Июнь не принес спортивных радостей ни «Альфа-Ромео», ни Энцо Феррари. 11 июня в гонке «Кубок Консумы» Энцо занял только седьмое место. Однако пресса признала его выступление хорошим и не скрывала того, что ему «не везло». В следующее воскресенье, на «Муджелло» – в гонке, которую он знал и любил и в которой он всегда достигал отличных результатов – Энцо пришлось сойти с дистанции на третьем круге. К тому времени уже выбыли Аскари и Сивоччи, а Кампари сдался на четвертом, последнем. «Альфа-Ромео» была повержена на колени. Ее машины были слишком старыми по сравнению с машинами конкурентов, а класс ее пилотов больше не мог компенсировать техническое отставание.
Все стало еще хуже, когда в середине июля Энцо получил известие о смерти Бьяджо Надзаро в результате несчастного случая во время «Гран-при Французского автомобильного клуба» в Страсбурге. Но, несмотря на смерть друга и коллеги, его скорее беспокоило ощущение, что он каким-то образом предвидел эту смерть задолго до того, как она случилась. Три месяца назад, когда он помогал Бьяджо выбраться из перевернутого «Фиата» во время «Тарга Флорио», Энцо почувствовал, что друг не ушел от смерти и что смерть тогда просто пришла на свидание с Бьяджо Надзаро – и теперь он это знал – на три месяца раньше.
Лето 1922 года оказалось временем огромного напряжения сил как для «Альфа-Ромео», так и для Феррари. Миланская компания сильно отставала от «ФИАТ» и «Мерседеса», Энцо же, со своей стороны, был глубоко потрясен смертью Бьяджо Надзаро. Впервые в своей жизни он действительно начал осознавать риски, связанные с его профессией. Еще больше напряжения добавляли подозрительность и беспокойное поведение Лауры, которая восстанавливала здоровье в моденских Апеннинах, мучаясь при этом ревностью.
Озаботило Энцо и тяжелое финансовое положение «Эмильянского кузовного ателье». Качество его продукции было высоким, он придерживался аккуратности в ведении бизнеса, но на его предприятие давила общая экономическая ситуация в Италии.

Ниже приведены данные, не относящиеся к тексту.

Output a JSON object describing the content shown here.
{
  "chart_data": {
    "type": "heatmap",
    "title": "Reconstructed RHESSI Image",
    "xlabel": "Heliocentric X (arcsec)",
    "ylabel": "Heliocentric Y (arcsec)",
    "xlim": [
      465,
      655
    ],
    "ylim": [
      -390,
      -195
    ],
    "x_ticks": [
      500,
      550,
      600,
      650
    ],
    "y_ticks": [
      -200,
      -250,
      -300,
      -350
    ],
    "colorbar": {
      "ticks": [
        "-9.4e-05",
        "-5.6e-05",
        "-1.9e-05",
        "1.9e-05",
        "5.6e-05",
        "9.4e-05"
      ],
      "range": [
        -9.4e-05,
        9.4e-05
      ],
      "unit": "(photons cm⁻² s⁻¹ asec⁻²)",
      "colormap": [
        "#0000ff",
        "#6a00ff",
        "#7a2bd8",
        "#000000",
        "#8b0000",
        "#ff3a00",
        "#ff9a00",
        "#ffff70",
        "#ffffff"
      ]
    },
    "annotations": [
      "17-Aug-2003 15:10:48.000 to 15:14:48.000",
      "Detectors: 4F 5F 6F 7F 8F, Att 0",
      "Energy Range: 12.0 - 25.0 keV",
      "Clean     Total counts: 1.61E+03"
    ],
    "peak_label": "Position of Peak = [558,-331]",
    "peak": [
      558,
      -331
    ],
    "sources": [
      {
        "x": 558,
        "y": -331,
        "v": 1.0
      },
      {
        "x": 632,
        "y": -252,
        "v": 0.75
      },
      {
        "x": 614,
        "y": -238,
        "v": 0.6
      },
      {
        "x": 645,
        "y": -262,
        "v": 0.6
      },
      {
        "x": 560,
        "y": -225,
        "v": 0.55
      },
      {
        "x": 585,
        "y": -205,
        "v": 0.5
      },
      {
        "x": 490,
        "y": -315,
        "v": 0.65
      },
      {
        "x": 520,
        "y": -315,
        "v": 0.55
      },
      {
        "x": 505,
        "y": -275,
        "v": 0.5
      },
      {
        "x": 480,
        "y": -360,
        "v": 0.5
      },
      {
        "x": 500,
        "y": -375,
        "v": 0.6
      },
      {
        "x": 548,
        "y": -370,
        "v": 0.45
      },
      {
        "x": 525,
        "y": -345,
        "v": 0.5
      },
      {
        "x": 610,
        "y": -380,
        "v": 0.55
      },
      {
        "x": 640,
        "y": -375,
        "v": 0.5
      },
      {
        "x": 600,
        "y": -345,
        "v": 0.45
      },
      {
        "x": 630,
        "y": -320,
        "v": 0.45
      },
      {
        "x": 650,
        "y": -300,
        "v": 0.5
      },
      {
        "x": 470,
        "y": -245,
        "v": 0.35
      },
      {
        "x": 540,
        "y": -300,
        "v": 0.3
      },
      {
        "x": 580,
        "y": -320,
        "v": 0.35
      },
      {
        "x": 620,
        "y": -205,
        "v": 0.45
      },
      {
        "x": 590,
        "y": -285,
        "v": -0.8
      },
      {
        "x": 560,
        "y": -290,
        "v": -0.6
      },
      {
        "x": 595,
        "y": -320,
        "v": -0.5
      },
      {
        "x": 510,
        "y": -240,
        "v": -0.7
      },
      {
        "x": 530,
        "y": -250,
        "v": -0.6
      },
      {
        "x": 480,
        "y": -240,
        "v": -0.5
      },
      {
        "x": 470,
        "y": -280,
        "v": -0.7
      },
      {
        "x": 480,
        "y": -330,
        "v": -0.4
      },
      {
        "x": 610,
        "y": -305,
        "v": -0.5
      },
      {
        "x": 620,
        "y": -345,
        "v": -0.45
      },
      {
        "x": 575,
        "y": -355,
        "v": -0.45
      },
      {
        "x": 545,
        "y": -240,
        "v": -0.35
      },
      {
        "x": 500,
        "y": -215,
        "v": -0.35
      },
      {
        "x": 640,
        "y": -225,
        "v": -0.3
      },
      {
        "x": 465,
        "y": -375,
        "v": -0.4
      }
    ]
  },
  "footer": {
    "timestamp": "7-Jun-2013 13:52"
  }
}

Будучи реалистом, он поручил своему другу-адвокату Камилло Донати оценить возможность ликвидации компании, если это потребуется.
Энцо все еще пребывал в унынии от смерти Надзаро, нервничал из-за капризов и ревности Лауры, беспокоился по поводу все более вероятного банкротства ателье, но все же решил заявиться на гонку «Аоста – Большой Сан-Бернар», запланированную на последнее воскресенье июля.
В те знойные летние дни в «Альфа-Ромео», где все усилия были сосредоточены на разработке новых моделей и мало что делалось для восстановления конкурентоспособности существующих, витала странная атмосфера. И Аскари, и Сивоччи собирались участвовать в горной гонке в Валле-д’Аоста, но в конечном итоге решили отозвать свои заявки, не получив логистической поддержки от завода.